From a training perspective, I now work on a couple different things during the week. The first is distance. On my long runs, I focus on being consistent mile after mile. I keep my pace constant.  I work on building the endurance necessary to keep running for a long period of time. The second factor I work on is speed. On my short runs, I try to go faster. Getting through 3 or 4 miles a little faster than in previous attempts.  Focusing on further and faster – combining these two elements is making me stronger and more capable of accomplishing my goals.

Working on further and faster can lead you to wonderful places. When I started this journey, I had no intentions of running a marathon. In fact, that thought would have been completely absurd to me.   I was just doing a walk run program so that I could get into better shape. I was a stagnant object trying hard just to move. My pace started with 4 minutes of walking an 1 minute of running. My pace was based on the simple desire to be able to sustain a 30 minute run after a few weeks of training. A very modest goal and a very humble pace led me to move on to doing something a lot bigger. A year and a half after starting my run-walk regimen, I am now boring people with my blog posts about marathon training. Newton was right. An object in motion tends to stay in motion.

The concept of pace doesn’t just apply to running.  I believe it can be applied to all of life. Where do you want to go in your life? How far away is that place from where you are right now? Can you get there in a reasonable amount of time? Do you have the endurance necessary to sustain your pace? What can you do to go further toward that place each day? What can you do to get there faster? Once you get to that place, where will you go next?

Want to have 1,000 connections on LinkedIn to people you have actually met in person? Well, that is going to take some time. You are going to need to get out, meet people, and make real human connections. You are going to need to learn how to communicate with people, network effectively, and incorporate following up with people into your every day routine. You may choose to add 10 connections a week for 2 years to reach your goal. However, maybe once a month, you might try to see if you can add 20 in a day – a pace that might not be sustainable the long journey to 1,000. Still this exercise will make you better at the goal of 10 per week, as you get more comfortable with the process. Endurance and speed combine to increase your pace and get you to your goal.  Further and faster.

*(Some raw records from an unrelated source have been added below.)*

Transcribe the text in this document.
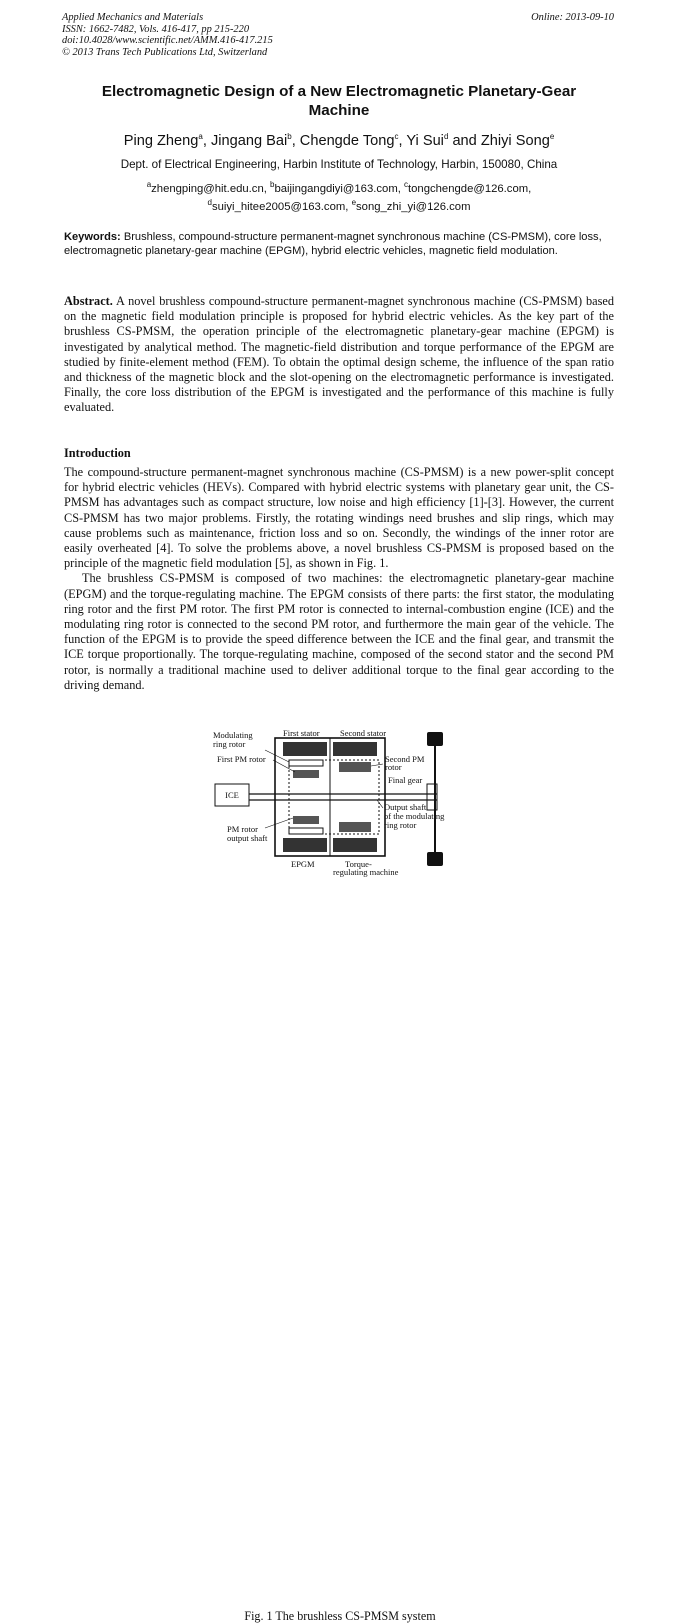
Applied Mechanics and Materials
ISSN: 1662-7482, Vols. 416-417, pp 215-220
doi:10.4028/www.scientific.net/AMM.416-417.215
© 2013 Trans Tech Publications Ltd, Switzerland
Online: 2013-09-10
Electromagnetic Design of a New Electromagnetic Planetary-Gear Machine
Ping Zheng$^a$, Jingang Bai$^b$, Chengde Tong$^c$, Yi Sui$^d$ and Zhiyi Song$^e$
Dept. of Electrical Engineering, Harbin Institute of Technology, Harbin, 150080, China
$^a$zhengping@hit.edu.cn, $^b$baijingangdiyi@163.com, $^c$tongchengde@126.com,
$^d$suiyi_hitee2005@163.com, $^e$song_zhi_yi@126.com
Keywords: Brushless, compound-structure permanent-magnet synchronous machine (CS-PMSM), core loss, electromagnetic planetary-gear machine (EPGM), hybrid electric vehicles, magnetic field modulation.
Abstract. A novel brushless compound-structure permanent-magnet synchronous machine (CS-PMSM) based on the magnetic field modulation principle is proposed for hybrid electric vehicles. As the key part of the brushless CS-PMSM, the operation principle of the electromagnetic planetary-gear machine (EPGM) is investigated by analytical method. The magnetic-field distribution and torque performance of the EPGM are studied by finite-element method (FEM). To obtain the optimal design scheme, the influence of the span ratio and thickness of the magnetic block and the slot-opening on the electromagnetic performance is investigated. Finally, the core loss distribution of the EPGM is investigated and the performance of this machine is fully evaluated.
Introduction

The compound-structure permanent-magnet synchronous machine (CS-PMSM) is a new power-split concept for hybrid electric vehicles (HEVs). Compared with hybrid electric systems with planetary gear unit, the CS-PMSM has advantages such as compact structure, low noise and high efficiency [1]-[3]. However, the current CS-PMSM has two major problems. Firstly, the rotating windings need brushes and slip rings, which may cause problems such as maintenance, friction loss and so on. Secondly, the windings of the inner rotor are easily overheated [4]. To solve the problems above, a novel brushless CS-PMSM is proposed based on the principle of the magnetic field modulation [5], as shown in Fig. 1.

The brushless CS-PMSM is composed of two machines: the electromagnetic planetary-gear machine (EPGM) and the torque-regulating machine. The EPGM consists of there parts: the first stator, the modulating ring rotor and the first PM rotor. The first PM rotor is connected to internal-combustion engine (ICE) and the modulating ring rotor is connected to the second PM rotor, and furthermore the main gear of the vehicle. The function of the EPGM is to provide the speed difference between the ICE and the final gear, and transmit the ICE torque proportionally. The torque-regulating machine, composed of the second stator and the second PM rotor, is normally a traditional machine used to deliver additional torque to the final gear according to the driving demand.

ICE
Modulating
ring rotor
First stator Second stator
First PM rotor	Second PM
rotor
Final gear
Output shaft
of the modulating
ring rotor
PM rotor
output shaft
EPGM	Torque-
regulating machine
Fig. 1 The brushless CS-PMSM system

Whether you are trying to learn to ride a bike, play guitar, understand technology, land a job, learn a new skill, play a new sport, write a blog, be a better listener, or do just about anything else imaginable, the concept of pace is important. Distance is embodied by the long journey that you are embarking upon. The goals you set. The hours and hours of practice, pain, and persistence required to get where you need to go. Speed comes from the skills you pick up along the way. The individual “to-do” items you work on to get things done.  Day by day you complete these things faster, allowing you to go further.

Remember that wherever you want to go, it is going to take time to get there. Pace yourself. Step by step you will build endurance and speed and move ever closer to where you want to go or better yet who you want to become.